Most government agencies anticipate a clinical attack rate of say, 15 to 40 percent of the population in any particular affected country during a moderate pandemic. It is then very reasonable to assume only an average estimate of 25 percent of any entire nation to fall ill and start flooding the emergency rooms. Fatality rates in currently diagnosed H5N1 patients exceed 50 percent, and there is no indication they are lessening– but, say even for illustration purposes if that rate does in fact fall to a measly 5 percent as the virus does the tradeoff from virulence to transmissibility, it would still represent a death rate double that of 1918. It would mean between 3-4 million deaths in the US alone, despite the heavy dependence on modern medicines and medical technology available.
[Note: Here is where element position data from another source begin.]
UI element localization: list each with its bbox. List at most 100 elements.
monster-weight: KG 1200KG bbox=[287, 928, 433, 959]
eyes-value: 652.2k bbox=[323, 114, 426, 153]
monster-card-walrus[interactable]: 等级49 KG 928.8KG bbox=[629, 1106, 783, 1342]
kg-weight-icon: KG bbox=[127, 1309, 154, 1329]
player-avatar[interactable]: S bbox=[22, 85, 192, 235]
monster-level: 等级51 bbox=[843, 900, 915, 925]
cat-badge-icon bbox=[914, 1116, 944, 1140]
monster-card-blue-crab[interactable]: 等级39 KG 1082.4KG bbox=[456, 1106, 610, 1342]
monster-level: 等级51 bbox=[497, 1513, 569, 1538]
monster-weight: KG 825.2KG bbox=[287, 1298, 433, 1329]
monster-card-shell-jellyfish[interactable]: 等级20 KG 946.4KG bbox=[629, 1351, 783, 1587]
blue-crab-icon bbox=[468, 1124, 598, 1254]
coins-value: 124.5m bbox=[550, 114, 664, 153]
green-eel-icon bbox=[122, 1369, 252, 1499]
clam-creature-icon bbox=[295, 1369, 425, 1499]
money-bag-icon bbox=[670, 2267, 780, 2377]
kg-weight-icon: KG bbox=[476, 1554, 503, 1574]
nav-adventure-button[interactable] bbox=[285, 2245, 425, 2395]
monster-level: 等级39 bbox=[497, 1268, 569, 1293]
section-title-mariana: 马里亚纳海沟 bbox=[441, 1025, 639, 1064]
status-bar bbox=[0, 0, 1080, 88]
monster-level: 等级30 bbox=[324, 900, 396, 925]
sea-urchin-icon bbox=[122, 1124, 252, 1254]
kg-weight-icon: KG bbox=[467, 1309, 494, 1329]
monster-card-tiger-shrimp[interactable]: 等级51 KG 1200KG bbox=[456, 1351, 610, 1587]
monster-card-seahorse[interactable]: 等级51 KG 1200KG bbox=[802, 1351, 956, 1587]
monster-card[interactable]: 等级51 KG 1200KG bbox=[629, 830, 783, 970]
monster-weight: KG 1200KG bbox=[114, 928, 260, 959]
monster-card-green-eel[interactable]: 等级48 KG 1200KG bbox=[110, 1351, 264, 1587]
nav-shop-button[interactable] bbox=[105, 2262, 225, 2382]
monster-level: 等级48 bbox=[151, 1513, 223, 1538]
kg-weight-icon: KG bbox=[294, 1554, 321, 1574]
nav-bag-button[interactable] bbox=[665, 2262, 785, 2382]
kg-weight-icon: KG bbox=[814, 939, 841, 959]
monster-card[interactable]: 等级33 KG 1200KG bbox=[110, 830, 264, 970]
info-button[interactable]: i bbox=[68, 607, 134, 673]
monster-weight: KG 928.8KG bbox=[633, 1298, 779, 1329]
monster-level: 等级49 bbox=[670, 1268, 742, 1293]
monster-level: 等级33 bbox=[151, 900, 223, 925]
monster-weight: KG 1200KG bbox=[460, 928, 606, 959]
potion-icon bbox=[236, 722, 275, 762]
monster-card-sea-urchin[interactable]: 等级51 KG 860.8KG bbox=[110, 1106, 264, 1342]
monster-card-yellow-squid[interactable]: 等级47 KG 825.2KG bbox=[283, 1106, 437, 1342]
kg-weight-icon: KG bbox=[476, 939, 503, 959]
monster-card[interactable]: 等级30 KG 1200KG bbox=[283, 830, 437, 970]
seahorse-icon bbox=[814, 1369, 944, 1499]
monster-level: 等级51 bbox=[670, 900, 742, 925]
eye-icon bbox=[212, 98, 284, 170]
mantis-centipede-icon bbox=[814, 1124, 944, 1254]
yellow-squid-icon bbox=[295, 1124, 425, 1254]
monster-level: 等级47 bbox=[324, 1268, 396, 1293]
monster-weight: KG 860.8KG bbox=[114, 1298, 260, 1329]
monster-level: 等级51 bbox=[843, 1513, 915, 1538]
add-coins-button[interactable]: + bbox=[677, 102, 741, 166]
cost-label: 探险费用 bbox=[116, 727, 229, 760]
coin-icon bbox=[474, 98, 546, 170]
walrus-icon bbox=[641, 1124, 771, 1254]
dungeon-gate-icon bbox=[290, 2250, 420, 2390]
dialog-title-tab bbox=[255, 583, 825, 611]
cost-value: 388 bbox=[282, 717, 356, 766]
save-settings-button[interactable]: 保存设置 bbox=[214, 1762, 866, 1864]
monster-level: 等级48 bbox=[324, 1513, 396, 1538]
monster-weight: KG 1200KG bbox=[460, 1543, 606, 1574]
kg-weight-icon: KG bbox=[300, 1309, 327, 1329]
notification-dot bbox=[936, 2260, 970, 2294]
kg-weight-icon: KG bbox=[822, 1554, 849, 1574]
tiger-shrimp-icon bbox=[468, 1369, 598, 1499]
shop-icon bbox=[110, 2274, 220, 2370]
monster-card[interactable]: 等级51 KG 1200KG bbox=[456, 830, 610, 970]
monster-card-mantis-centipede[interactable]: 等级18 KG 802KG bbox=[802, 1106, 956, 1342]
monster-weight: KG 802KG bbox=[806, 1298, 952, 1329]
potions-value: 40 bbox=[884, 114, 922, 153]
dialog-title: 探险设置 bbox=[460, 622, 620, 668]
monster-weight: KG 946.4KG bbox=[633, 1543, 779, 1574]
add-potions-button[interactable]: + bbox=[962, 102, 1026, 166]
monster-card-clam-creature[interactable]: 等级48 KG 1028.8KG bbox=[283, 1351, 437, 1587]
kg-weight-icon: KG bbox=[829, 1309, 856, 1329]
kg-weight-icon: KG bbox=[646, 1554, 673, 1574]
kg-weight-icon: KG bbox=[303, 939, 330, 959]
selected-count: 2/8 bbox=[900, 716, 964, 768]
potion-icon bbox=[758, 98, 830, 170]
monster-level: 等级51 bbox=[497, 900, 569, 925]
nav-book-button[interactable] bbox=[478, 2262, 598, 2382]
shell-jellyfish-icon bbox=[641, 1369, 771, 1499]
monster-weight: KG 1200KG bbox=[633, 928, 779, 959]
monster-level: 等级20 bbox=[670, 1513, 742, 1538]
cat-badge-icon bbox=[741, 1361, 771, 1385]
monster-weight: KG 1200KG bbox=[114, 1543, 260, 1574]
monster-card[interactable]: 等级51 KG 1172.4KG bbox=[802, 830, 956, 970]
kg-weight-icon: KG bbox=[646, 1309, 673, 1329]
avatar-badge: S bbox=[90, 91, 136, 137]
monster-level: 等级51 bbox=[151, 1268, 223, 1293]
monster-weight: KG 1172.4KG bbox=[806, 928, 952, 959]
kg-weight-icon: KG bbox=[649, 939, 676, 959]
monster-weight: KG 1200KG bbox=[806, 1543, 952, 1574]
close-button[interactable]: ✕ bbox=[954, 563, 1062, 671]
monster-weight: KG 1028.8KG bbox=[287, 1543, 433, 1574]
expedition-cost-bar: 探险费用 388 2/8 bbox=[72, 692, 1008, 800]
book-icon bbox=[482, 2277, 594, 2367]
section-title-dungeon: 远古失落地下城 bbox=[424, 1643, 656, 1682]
We could easily accelerate beyond the starting point of what the CDC calls a “Cat 5 type pandemic”. This is a "life altering" situation.

Despite the numerous countries declaring themselves “ready for a pandemic”, it is high doubtful in my opinion that they really are. The world surveillance, readily available vaccines, containment procedures, access to medical care, and determination to adequately prepare, is just not there yet.